Banjarbaru, DUTA TV – Lima orang wanita Calon Pekerja Migran Indonesia (CPMI) ilegal tiba di Bandara Internasional Syamsudin Noor Banjarmasin di Banjarbaru dan disambut langsung oleh Kepala BPPPMI Kalsel, perwakilan Pemerintah Daerah Kabupaten Hulu Sungai Selatan, serta DPPPAKB Pemprov Kalsel, Rabu siang (04/02/2026).
Lima orang CPMI ilegal berasal dari Kabupaten Hulu Sungai Selatan ini dipulangkan oleh Balai Pelayanan Pelindungan Pekerja Migran Indonesia (BPPPMI) Kalsel setelah terlunta-lunta di Bogor, Jawa Barat, sejak awal Januari 2026 lalu.

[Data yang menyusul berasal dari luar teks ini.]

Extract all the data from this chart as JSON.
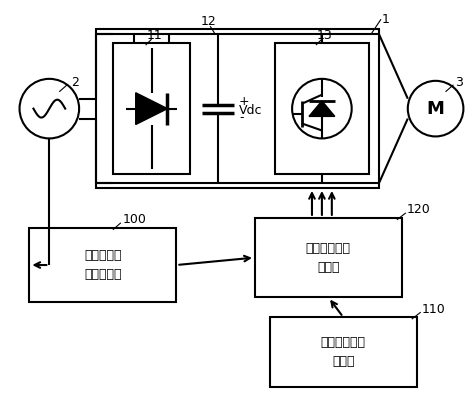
{
  "background_color": "#ffffff",
  "line_color": "#000000",
  "lw": 1.5,
  "label_1": "1",
  "label_2": "2",
  "label_3": "3",
  "label_11": "11",
  "label_12": "12",
  "label_13": "13",
  "label_100": "100",
  "label_110": "110",
  "label_120": "120",
  "label_vdc": "Vdc",
  "label_plus": "+",
  "label_minus": "-",
  "box100_text": "过调制电压\n指令生成部",
  "box110_text": "初始电压指令\n生成部",
  "box120_text": "最终电压指令\n生成部",
  "figsize": [
    4.74,
    3.95
  ],
  "dpi": 100
}
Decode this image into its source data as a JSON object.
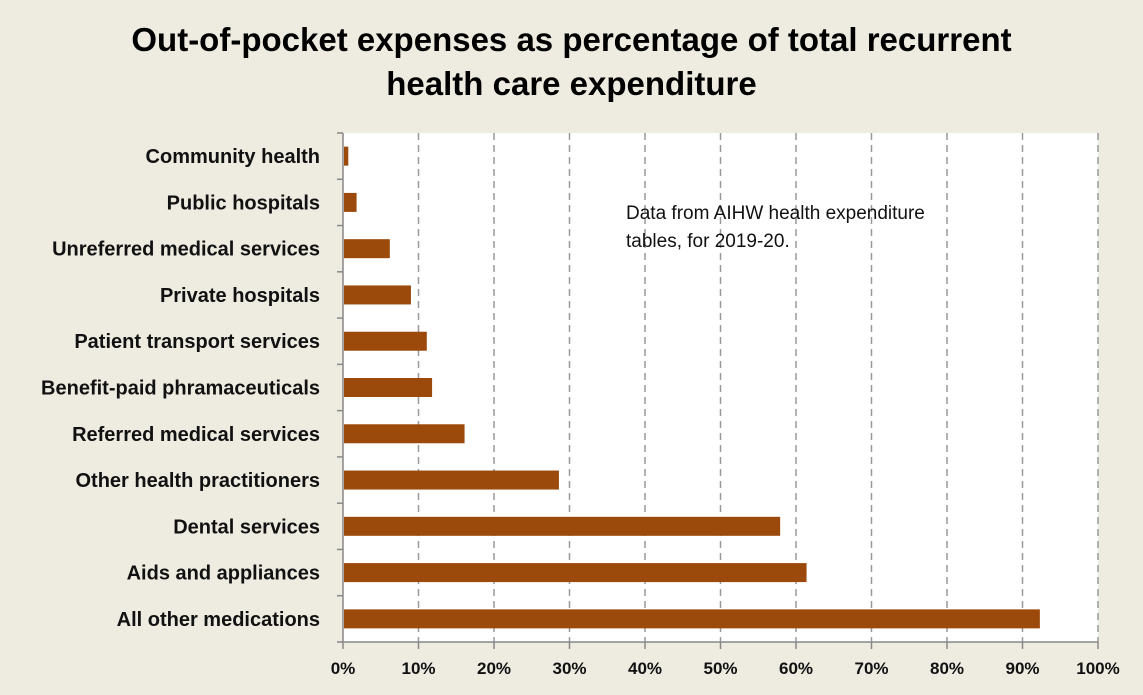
{
  "title_line1": "Out-of-pocket expenses as percentage of total recurrent",
  "title_line2": "health care expenditure",
  "annotation_line1": "Data from AIHW health expenditure",
  "annotation_line2": "tables, for 2019-20.",
  "colors": {
    "bar": "#9C4A0C",
    "background": "#EEEBE0",
    "plot": "#FFFFFF",
    "grid": "#999999"
  },
  "chart_data": {
    "type": "bar",
    "orientation": "horizontal",
    "title": "Out-of-pocket expenses as percentage of total recurrent health care expenditure",
    "categories": [
      "Community health",
      "Public hospitals",
      "Unreferred medical services",
      "Private hospitals",
      "Patient transport services",
      "Benefit-paid phramaceuticals",
      "Referred medical services",
      "Other health practitioners",
      "Dental services",
      "Aids and appliances",
      "All other medications"
    ],
    "values": [
      0.7,
      1.8,
      6.2,
      9.0,
      11.1,
      11.8,
      16.1,
      28.6,
      57.9,
      61.4,
      92.3
    ],
    "unit": "%",
    "xlim": [
      0,
      100
    ],
    "xticks": [
      "0%",
      "10%",
      "20%",
      "30%",
      "40%",
      "50%",
      "60%",
      "70%",
      "80%",
      "90%",
      "100%"
    ],
    "grid": "vertical dashed",
    "legend": "none"
  }
}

Kelima CPMI nonprosedural hasil pencegahan Kementerian Perlindungan Pekerja Migran Indonesia yang dipulangkan tersebut berjenis kelamin perempuan dan rata-rata telah berumur lebih dari 40 tahun.
Sesampainya di terminal kedatangan, lima CPMI ilegal ini terlebih dahulu dibawa ke helpdesk Pekerja Migran Indonesia milik BPPPMI Kalsel yang ada di Bandara Internasional Syamsudin Noor.
Kepala BPPPMI Kalsel Ady Eldiwan mengatakan, kasus ini bermula dari pengaduan masyarakat yang diterima BPPPMI Kalsel pada 19 Januari 2026 setelah adanya laporan mengenai tiga CPMI asal Kalsel yang ditemukan terlantar di wilayah Bogor, Jawa Barat.
Dari hasil pendalaman, diketahui bahwa mereka merupakan CPMI yang dijanjikan bekerja di Arab Saudi sebagai Penata Laksana Rumah Tangga melalui jalur nonprosedural.
“Berdasarkan keterangan para korban, terungkap bahwa total terdapat 13 orang CPMI asal Kalimantan Selatan yang direkrut oleh terduga calo berinisial M atau MJ, warga Kabupaten Tanah Laut,” ujarnya.
Berdasarkan penyelidikan oleh petugas, para CPMI ini diberangkatkan dari Pelabuhan Trisakti Banjarmasin menggunakan kapal laut menuju Surabaya. Kemudian mereka melanjutkan perjalanan ke Jakarta dan Kabupaten Bogor, serta ditampung di beberapa lokasi tanpa kejelasan prosedur dan kepastian keberangkatan.